While the security forces and state police forces want the second phase of the project of installing around 2,700 more mobile towers in the Naxal-affected states to be taken up without any delay, the DoT now wants to get the mobile towers evaluated by IIT-Mumbai’s Prof. A. Karandikar of the Electrical Engineering Department and has also earmarked a budget of Rs.61-lakhs for the study that would take six months.
But this development has not gone down well with the Prime Minister’s Office and the Ministry of Home Affairs (MHA) as security forces want mobile connectivity to be improved in 10 Naxal-affected states at the earliest. Buoyed by the response from the first phase of the project where 2,199 mobile towers were installed with an expenditure of over Rs.3500 crore, the PMO and the MHA is no mood to delay the project. Government sources said the PMO was not happy with the delay in the project and it could be one of the major reasons why Telecom Secretary J.S. Deepak was shunted out last week.
The Universal Services Obligation Fund (USOF) under the DoT which is funding the project wants Prof. Karandikar to “study and evaluate the deployed mobile services technology in LWE affected under the USOF Project…The study also aims at evaluating the efficacy technology and proposes appropriate modifications (if any) in specifications of the solution/technology in the future USOF funded schemes for provisioning of mobile services in LWE areas”.
What has baffled senior authorities in the MHA, which wants installation of new 2,726 towers to be taken up in the second phase, is that when the DoT has many expert organisations for such work then what is the need for engaging any external body. “The DoT has the Telecom Enforcement, Resource and Monitoring (TERM) cells, it has the Centre of Development and Telematics, the Telecommunications Consultants India Ltd and the Telecom Centres of Excellence, then what is the need for an external agency carrying out the evaluation work. Moreover, all technical evaluations were done when the first phase was being implemented a few months ago. So what is the need for another round of study and evaluation,” asked a senior Home Ministry official.
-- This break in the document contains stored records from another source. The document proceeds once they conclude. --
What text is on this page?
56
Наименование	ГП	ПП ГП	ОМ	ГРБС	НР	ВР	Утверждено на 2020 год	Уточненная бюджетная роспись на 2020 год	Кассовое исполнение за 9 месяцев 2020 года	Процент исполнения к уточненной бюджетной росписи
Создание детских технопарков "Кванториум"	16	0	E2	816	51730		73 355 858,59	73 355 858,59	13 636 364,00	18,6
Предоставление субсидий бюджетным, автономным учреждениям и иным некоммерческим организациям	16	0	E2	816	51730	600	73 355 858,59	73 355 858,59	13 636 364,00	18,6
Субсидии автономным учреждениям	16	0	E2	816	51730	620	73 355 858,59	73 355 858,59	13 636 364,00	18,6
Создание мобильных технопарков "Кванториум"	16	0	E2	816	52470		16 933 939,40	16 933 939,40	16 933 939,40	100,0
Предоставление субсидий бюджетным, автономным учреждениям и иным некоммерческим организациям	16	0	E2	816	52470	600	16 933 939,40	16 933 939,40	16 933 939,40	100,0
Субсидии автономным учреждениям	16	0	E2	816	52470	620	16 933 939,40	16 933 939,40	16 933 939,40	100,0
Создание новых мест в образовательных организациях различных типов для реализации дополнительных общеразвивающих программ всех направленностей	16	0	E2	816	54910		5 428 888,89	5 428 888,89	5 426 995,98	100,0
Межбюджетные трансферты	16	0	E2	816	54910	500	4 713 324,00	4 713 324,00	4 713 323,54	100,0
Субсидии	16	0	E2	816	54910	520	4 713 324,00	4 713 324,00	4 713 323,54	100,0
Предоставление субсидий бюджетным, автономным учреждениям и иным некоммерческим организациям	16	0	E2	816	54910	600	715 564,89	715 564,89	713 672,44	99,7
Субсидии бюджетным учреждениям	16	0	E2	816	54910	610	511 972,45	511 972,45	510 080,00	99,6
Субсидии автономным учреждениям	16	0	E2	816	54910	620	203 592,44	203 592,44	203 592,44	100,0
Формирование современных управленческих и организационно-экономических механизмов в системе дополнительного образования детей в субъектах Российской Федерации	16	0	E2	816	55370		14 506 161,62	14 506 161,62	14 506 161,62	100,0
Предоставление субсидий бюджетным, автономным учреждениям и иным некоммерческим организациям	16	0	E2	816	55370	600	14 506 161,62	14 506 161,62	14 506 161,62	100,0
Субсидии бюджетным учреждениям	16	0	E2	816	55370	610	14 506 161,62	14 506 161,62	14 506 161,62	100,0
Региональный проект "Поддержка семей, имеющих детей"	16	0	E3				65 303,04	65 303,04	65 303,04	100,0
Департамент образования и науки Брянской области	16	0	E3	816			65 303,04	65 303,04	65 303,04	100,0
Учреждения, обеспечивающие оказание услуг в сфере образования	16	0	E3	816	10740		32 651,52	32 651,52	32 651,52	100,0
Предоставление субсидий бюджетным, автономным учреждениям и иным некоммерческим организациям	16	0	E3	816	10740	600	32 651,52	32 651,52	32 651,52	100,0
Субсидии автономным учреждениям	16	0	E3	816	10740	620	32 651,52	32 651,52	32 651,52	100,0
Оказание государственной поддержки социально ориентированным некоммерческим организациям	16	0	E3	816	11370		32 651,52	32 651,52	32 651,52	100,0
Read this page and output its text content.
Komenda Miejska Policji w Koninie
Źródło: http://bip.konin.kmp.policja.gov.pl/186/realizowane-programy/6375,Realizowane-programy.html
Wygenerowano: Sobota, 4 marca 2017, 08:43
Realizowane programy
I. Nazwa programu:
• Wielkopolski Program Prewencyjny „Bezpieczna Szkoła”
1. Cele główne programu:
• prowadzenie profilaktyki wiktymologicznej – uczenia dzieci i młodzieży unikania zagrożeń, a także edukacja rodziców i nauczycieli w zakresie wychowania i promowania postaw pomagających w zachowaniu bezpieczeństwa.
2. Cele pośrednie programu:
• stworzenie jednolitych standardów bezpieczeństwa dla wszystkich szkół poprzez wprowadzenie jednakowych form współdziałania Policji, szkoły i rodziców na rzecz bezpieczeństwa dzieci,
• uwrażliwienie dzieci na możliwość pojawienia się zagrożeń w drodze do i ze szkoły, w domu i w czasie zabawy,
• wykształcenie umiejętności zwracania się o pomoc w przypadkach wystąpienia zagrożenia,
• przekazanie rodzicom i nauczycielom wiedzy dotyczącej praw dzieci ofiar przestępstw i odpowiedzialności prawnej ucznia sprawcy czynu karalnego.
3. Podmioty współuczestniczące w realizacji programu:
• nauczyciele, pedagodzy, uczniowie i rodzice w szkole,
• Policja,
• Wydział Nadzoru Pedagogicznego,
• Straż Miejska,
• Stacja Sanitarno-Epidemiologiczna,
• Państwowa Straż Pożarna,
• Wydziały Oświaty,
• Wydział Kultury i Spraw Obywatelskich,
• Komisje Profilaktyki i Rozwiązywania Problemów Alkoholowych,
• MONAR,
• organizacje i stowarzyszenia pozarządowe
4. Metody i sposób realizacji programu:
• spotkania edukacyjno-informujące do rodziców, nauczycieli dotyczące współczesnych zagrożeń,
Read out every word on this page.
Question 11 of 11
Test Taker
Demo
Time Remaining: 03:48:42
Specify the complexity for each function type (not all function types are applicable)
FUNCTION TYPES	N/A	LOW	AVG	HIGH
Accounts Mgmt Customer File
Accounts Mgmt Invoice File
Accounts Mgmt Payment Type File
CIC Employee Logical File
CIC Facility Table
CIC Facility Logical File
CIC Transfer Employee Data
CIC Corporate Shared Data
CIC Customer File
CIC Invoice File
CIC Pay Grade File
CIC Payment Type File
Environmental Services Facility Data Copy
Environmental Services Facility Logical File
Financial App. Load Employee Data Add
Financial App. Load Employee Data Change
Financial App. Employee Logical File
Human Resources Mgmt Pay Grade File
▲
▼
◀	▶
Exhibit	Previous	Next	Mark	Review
MHA sources said the installation of mobile towers in remote areas of 10 LWE-affected states – Andhra Pradesh, Chhattisgarh, Jharkhand, Bihar, Odisha, Uttar Pradesh, Maharashtra, Telengana, Madhya Pradesh and West Bengal – has led to better security preparedness. As a result Naxal attacks have come down. Significantly, improved mobile connectivity has also improved government interface with the people which has led to more and more government-sponsored schemes reaching to the masses. The visible social and economic impacts of better mobile connectivity have also been appreciated by the PMO.